Muzaffer’in bir kız kardeşi vardır: Halide (romanda yok). Kemal, Güllü’nün ağabeyi Hamza tarafından öldürülür, dizide ancak finalde ölecektir. Hamza’ya Muzaffer’i öldürten avukatı romanda yoktur. Muzaffer’in ölümünden sonra Güllü’nün evlendiği Orhan, karısı, karısının ağabeyi, romanda yoktur, daha başka şeylerde yoktur. Bunların hiçbirine bir diyeceğimiz yok. Bir kaç yerde yazmıştım ve artık yazmamaya karar vermiştim, taaa ki finalde her şey olup bittikten sonra, tüm olanları anlatmaya başlayan Güllü’yü Adana’da bir çay bahçesinde, akan incecik bir suyun yanında oturduğu masada, elindeki küçük bir deftere anlatılanları yazan (ve arkadan gösterilen) Orhan Kermal de öykünün içine katılmasa idi. Ve aradan 11 yıl geçtikten sonra, Güllü’nün oğlunun yaş gününü kutlama törenine Orhan Kemal’in kitap haline getirilmiş kitabını (Hanımın Çiftliği) bu “olanları anlatan” Güllü için imzaladığı “sahne” olmasa idi.
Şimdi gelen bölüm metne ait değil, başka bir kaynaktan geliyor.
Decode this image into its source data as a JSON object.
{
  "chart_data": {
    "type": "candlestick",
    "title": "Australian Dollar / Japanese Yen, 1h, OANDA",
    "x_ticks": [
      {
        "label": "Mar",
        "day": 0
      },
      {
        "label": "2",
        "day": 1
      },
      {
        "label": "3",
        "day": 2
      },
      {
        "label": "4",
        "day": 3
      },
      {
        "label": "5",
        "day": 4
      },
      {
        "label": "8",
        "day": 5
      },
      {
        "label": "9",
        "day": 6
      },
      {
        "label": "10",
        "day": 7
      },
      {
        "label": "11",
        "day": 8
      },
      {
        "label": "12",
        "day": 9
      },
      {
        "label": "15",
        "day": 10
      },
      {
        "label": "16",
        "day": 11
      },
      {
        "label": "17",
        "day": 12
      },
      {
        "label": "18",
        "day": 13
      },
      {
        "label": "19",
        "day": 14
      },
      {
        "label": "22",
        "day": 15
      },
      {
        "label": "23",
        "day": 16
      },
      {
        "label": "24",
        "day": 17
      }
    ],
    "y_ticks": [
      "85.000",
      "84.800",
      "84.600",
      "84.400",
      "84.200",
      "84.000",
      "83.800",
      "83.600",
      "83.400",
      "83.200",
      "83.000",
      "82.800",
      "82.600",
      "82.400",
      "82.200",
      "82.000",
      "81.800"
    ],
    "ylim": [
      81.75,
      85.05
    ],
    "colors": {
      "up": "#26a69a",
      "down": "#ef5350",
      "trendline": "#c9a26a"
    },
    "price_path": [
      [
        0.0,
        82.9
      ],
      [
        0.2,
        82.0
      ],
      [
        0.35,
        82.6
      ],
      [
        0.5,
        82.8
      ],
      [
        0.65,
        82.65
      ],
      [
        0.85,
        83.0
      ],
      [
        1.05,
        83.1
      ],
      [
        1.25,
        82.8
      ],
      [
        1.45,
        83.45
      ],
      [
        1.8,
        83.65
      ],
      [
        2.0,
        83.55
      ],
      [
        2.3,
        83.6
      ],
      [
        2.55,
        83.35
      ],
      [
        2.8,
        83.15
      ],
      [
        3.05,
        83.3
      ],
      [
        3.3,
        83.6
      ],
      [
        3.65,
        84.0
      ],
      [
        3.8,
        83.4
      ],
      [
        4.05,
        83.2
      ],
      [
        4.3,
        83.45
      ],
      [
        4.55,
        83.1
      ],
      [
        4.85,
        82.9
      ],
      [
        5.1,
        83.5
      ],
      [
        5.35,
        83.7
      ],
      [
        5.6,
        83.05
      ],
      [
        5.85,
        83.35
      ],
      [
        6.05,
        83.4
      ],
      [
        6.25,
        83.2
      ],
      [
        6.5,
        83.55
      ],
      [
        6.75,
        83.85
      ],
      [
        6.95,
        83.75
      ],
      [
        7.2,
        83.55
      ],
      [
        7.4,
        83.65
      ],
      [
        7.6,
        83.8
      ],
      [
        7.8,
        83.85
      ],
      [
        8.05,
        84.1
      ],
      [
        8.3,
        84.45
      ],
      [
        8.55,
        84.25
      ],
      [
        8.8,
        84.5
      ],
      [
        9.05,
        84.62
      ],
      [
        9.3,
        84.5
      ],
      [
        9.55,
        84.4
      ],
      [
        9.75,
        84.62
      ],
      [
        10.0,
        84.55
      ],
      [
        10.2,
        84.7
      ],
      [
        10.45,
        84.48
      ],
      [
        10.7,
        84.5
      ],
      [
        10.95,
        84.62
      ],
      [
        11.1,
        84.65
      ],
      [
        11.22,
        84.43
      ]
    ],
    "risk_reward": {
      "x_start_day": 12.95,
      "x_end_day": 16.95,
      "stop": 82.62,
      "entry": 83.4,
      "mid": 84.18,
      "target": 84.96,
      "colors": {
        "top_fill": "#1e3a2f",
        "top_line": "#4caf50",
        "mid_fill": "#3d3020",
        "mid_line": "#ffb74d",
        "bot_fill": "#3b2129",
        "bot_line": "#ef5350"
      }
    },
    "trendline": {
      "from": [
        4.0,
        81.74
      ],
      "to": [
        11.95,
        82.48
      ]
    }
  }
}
Kahramanının ağzından anlatılan romanlar vardır. Birinci (veya ender de olsa ikinci) tekil şahıs ağzından anlatılan, fakat her halde Vukuat Var / Hanımın Çiftliği öyle bir roman değildir. Bundan bu şekilde anlatılan bir senaryo ve buna bağlı olarak film çıkarılamaz değildir ama eğer böyle yapılacaksa baştan beri öyle gelmesi gerekirdi (diyorum ben.) Çok oldum ama Yaprak Dökümü ve Aşk-ı Memnu ve Fatmagül’ün Suçu Ne? için de genelde aynı, romanlar (ve senaryo) detayında farklı nedenlerle itirazımı koyuyorum. Hepsinin açıklaması farklı ve bu site bir sinema sitesi olduğu için, şikayetlerim de televizyon uydurmaları (yoksa uyarlamaları mı?) olduğu için detaya girmiyorum. (Aşk-ı Memnu’nun sinema uyarlaması olmaması sonucu değiştirmiyor.)